Ancient Ivory vs Sweet Pear
Both are Benjamin Moore colors. Both sit in the beige-yellow family, which is useful context if you're narrowing within a single hue direction. At LRV 80 vs 66, Ancient Ivory will read as the brighter of the two — a 15-point gap that matters most in north-facing or low-light rooms. The tonal difference — Ancient Ivory's warm character against Sweet Pear's yellow — becomes most visible against white trim or in morning light. At ΔE 25.0, these are genuinely distinct colors — a strong contrast if used together, or a meaningful choice between two different directions. Below, 5 simulated room previews show how each color reads at scale — real-room photos will be added as they become available.
Color Details
Ancient Ivory vs Sweet Pear Simulated Comparison
5 simulated room previews — drag the slider on each to see Ancient Ivory on one side and Sweet Pear on the other.

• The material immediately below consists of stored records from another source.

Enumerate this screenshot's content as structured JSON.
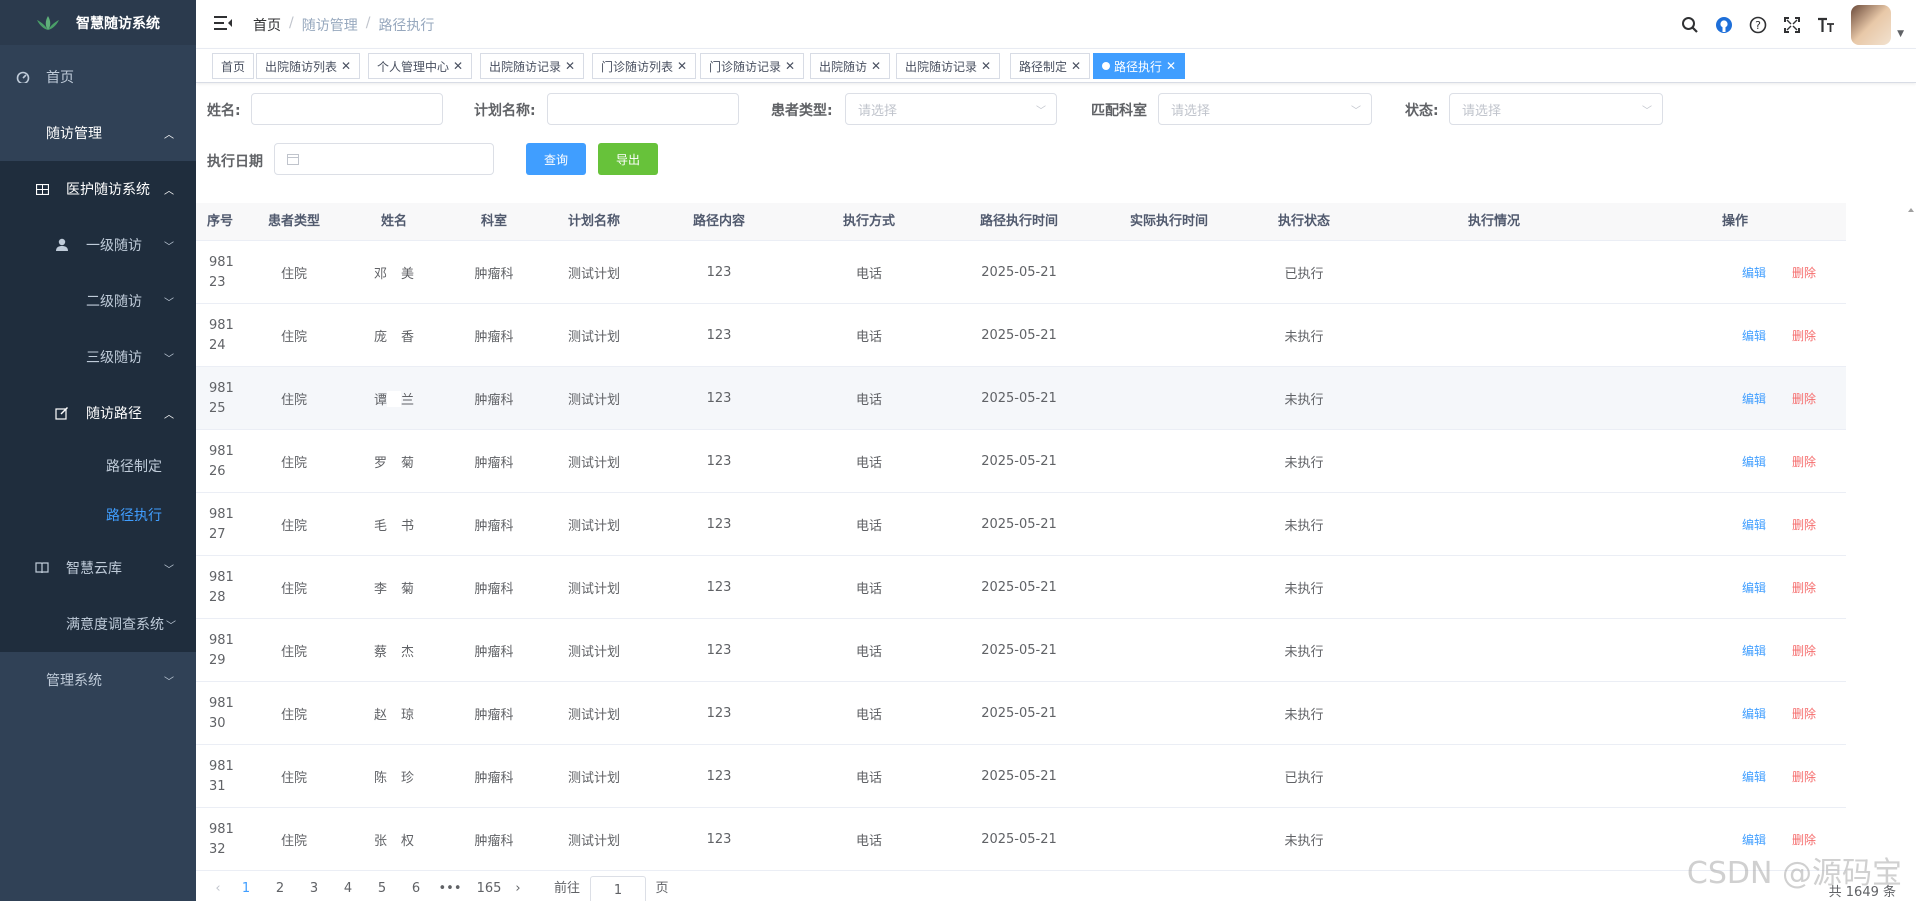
{
  "app": {
    "title": "智慧随访系统"
  },
  "sidebar": {
    "items": [
      {
        "label": "首页"
      },
      {
        "label": "随访管理"
      },
      {
        "label": "医护随访系统"
      },
      {
        "label": "一级随访"
      },
      {
        "label": "二级随访"
      },
      {
        "label": "三级随访"
      },
      {
        "label": "随访路径"
      },
      {
        "label": "路径制定"
      },
      {
        "label": "路径执行"
      },
      {
        "label": "智慧云库"
      },
      {
        "label": "满意度调查系统"
      },
      {
        "label": "管理系统"
      }
    ]
  },
  "breadcrumb": [
    "首页",
    "/",
    "随访管理",
    "/",
    "路径执行"
  ],
  "tags": [
    {
      "label": "首页"
    },
    {
      "label": "出院随访列表"
    },
    {
      "label": "个人管理中心"
    },
    {
      "label": "出院随访记录"
    },
    {
      "label": "门诊随访列表"
    },
    {
      "label": "门诊随访记录"
    },
    {
      "label": "出院随访"
    },
    {
      "label": "出院随访记录"
    },
    {
      "label": "路径制定"
    },
    {
      "label": "路径执行"
    }
  ],
  "form": {
    "name_label": "姓名:",
    "plan_label": "计划名称:",
    "patient_type_label": "患者类型:",
    "patient_type_placeholder": "请选择",
    "dept_label": "匹配科室",
    "dept_placeholder": "请选择",
    "status_label": "状态:",
    "status_placeholder": "请选择",
    "date_label": "执行日期",
    "query_button": "查询",
    "export_button": "导出"
  },
  "table": {
    "columns": [
      "序号",
      "患者类型",
      "姓名",
      "科室",
      "计划名称",
      "路径内容",
      "执行方式",
      "路径执行时间",
      "实际执行时间",
      "执行状态",
      "执行情况",
      "操作"
    ],
    "rows": [
      {
        "seq1": "981",
        "seq2": "23",
        "type": "住院",
        "name_a": "邓",
        "name_b": "美",
        "dept": "肿瘤科",
        "plan": "测试计划",
        "content": "123",
        "method": "电话",
        "time": "2025-05-21",
        "actual": "",
        "status": "已执行",
        "edit": "编辑",
        "del": "删除"
      },
      {
        "seq1": "981",
        "seq2": "24",
        "type": "住院",
        "name_a": "庞",
        "name_b": "香",
        "dept": "肿瘤科",
        "plan": "测试计划",
        "content": "123",
        "method": "电话",
        "time": "2025-05-21",
        "actual": "",
        "status": "未执行",
        "edit": "编辑",
        "del": "删除"
      },
      {
        "seq1": "981",
        "seq2": "25",
        "type": "住院",
        "name_a": "谭",
        "name_b": "兰",
        "dept": "肿瘤科",
        "plan": "测试计划",
        "content": "123",
        "method": "电话",
        "time": "2025-05-21",
        "actual": "",
        "status": "未执行",
        "edit": "编辑",
        "del": "删除"
      },
      {
        "seq1": "981",
        "seq2": "26",
        "type": "住院",
        "name_a": "罗",
        "name_b": "菊",
        "dept": "肿瘤科",
        "plan": "测试计划",
        "content": "123",
        "method": "电话",
        "time": "2025-05-21",
        "actual": "",
        "status": "未执行",
        "edit": "编辑",
        "del": "删除"
      },
      {
        "seq1": "981",
        "seq2": "27",
        "type": "住院",
        "name_a": "毛",
        "name_b": "书",
        "dept": "肿瘤科",
        "plan": "测试计划",
        "content": "123",
        "method": "电话",
        "time": "2025-05-21",
        "actual": "",
        "status": "未执行",
        "edit": "编辑",
        "del": "删除"
      },
      {
        "seq1": "981",
        "seq2": "28",
        "type": "住院",
        "name_a": "李",
        "name_b": "菊",
        "dept": "肿瘤科",
        "plan": "测试计划",
        "content": "123",
        "method": "电话",
        "time": "2025-05-21",
        "actual": "",
        "status": "未执行",
        "edit": "编辑",
        "del": "删除"
      },
      {
        "seq1": "981",
        "seq2": "29",
        "type": "住院",
        "name_a": "蔡",
        "name_b": "杰",
        "dept": "肿瘤科",
        "plan": "测试计划",
        "content": "123",
        "method": "电话",
        "time": "2025-05-21",
        "actual": "",
        "status": "未执行",
        "edit": "编辑",
        "del": "删除"
      },
      {
        "seq1": "981",
        "seq2": "30",
        "type": "住院",
        "name_a": "赵",
        "name_b": "琼",
        "dept": "肿瘤科",
        "plan": "测试计划",
        "content": "123",
        "method": "电话",
        "time": "2025-05-21",
        "actual": "",
        "status": "未执行",
        "edit": "编辑",
        "del": "删除"
      },
      {
        "seq1": "981",
        "seq2": "31",
        "type": "住院",
        "name_a": "陈",
        "name_b": "珍",
        "dept": "肿瘤科",
        "plan": "测试计划",
        "content": "123",
        "method": "电话",
        "time": "2025-05-21",
        "actual": "",
        "status": "已执行",
        "edit": "编辑",
        "del": "删除"
      },
      {
        "seq1": "981",
        "seq2": "32",
        "type": "住院",
        "name_a": "张",
        "name_b": "权",
        "dept": "肿瘤科",
        "plan": "测试计划",
        "content": "123",
        "method": "电话",
        "time": "2025-05-21",
        "actual": "",
        "status": "未执行",
        "edit": "编辑",
        "del": "删除"
      }
    ]
  },
  "pagination": {
    "prev": "‹",
    "pages": [
      "1",
      "2",
      "3",
      "4",
      "5",
      "6",
      "•••",
      "165"
    ],
    "next": "›",
    "goto_label": "前往",
    "goto_value": "1",
    "page_unit": "页",
    "total": "共 1649 条"
  },
  "watermark": "CSDN @源码宝",
  "colors": {
    "sidebar": "#304156",
    "accent": "#409eff",
    "export": "#67c23a",
    "danger": "#f56c6c"
  }
}
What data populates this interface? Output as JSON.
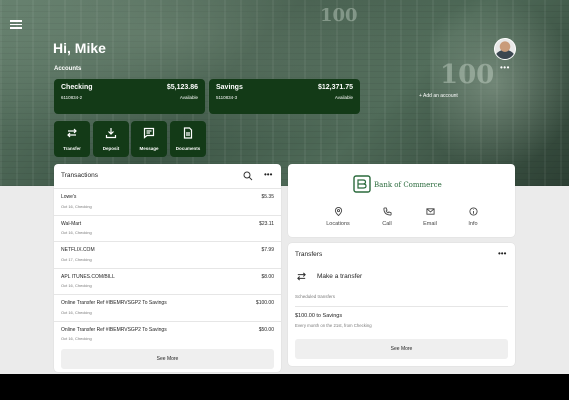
{
  "header": {
    "greeting": "Hi, Mike",
    "accounts_label": "Accounts",
    "more_label": "•••",
    "add_account_label": "+ Add an account"
  },
  "accounts": [
    {
      "name": "Checking",
      "number": "6110834-2",
      "balance": "$5,123.86",
      "status": "Available"
    },
    {
      "name": "Savings",
      "number": "5110834-3",
      "balance": "$12,371.75",
      "status": "Available"
    }
  ],
  "actions": [
    {
      "label": "Transfer",
      "icon": "transfer-icon"
    },
    {
      "label": "Deposit",
      "icon": "download-icon"
    },
    {
      "label": "Message",
      "icon": "message-icon"
    },
    {
      "label": "Documents",
      "icon": "document-icon"
    }
  ],
  "transactions": {
    "title": "Transactions",
    "more_label": "•••",
    "items": [
      {
        "name": "Lowe's",
        "date": "Oct 16, Checking",
        "amount": "$5.35"
      },
      {
        "name": "Wal-Mart",
        "date": "Oct 16, Checking",
        "amount": "$23.11"
      },
      {
        "name": "NETFLIX.COM",
        "date": "Oct 17, Checking",
        "amount": "$7.99"
      },
      {
        "name": "APL ITUNES.COM/BILL",
        "date": "Oct 16, Checking",
        "amount": "$8.00"
      },
      {
        "name": "Online Transfer Ref #IBEMRVSGP2 To Savings",
        "date": "Oct 16, Checking",
        "amount": "$100.00"
      },
      {
        "name": "Online Transfer Ref #IBEMRVSGP2 To Savings",
        "date": "Oct 16, Checking",
        "amount": "$50.00"
      }
    ],
    "see_more": "See More"
  },
  "bank": {
    "name": "Bank of Commerce",
    "brand_color": "#2a6a3c",
    "actions": [
      {
        "label": "Locations",
        "icon": "location-pin-icon"
      },
      {
        "label": "Call",
        "icon": "phone-icon"
      },
      {
        "label": "Email",
        "icon": "email-icon"
      },
      {
        "label": "Info",
        "icon": "info-icon"
      }
    ]
  },
  "transfers": {
    "title": "Transfers",
    "more_label": "•••",
    "make_transfer": "Make a transfer",
    "scheduled_label": "Scheduled transfers",
    "scheduled": [
      {
        "title": "$100.00 to Savings",
        "subtitle": "Every month on the 21st, from Checking"
      }
    ],
    "see_more": "See More"
  },
  "colors": {
    "primary": "#133a17",
    "background": "#ebebeb"
  }
}
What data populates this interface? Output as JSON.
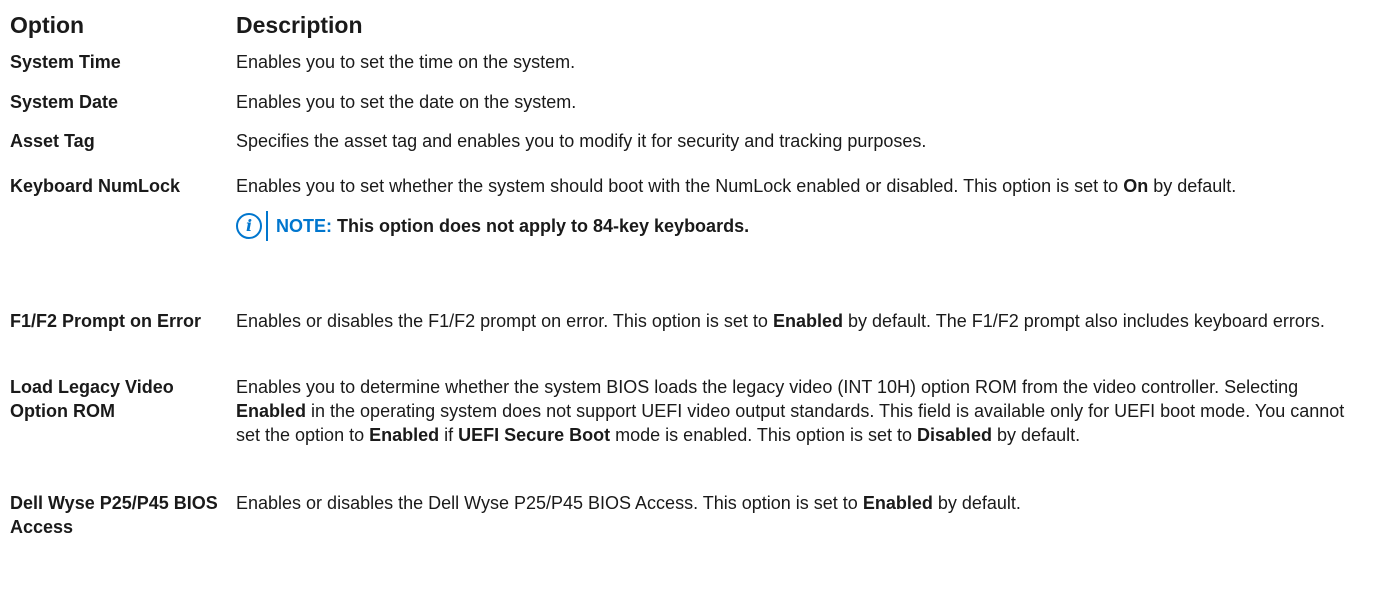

Digital color is approximate. These simulations are generated from the manufacturer's hex values and overlaid on grayscale room photos — your screen's calibration, brightness, and viewing angle all affect how they render. Before committing to either color, test physical samples in your own space under the light you actually live with.
More Ancient Ivory comparisons
See how Ancient Ivory stacks up against other well-photographed colors across different brands and tones.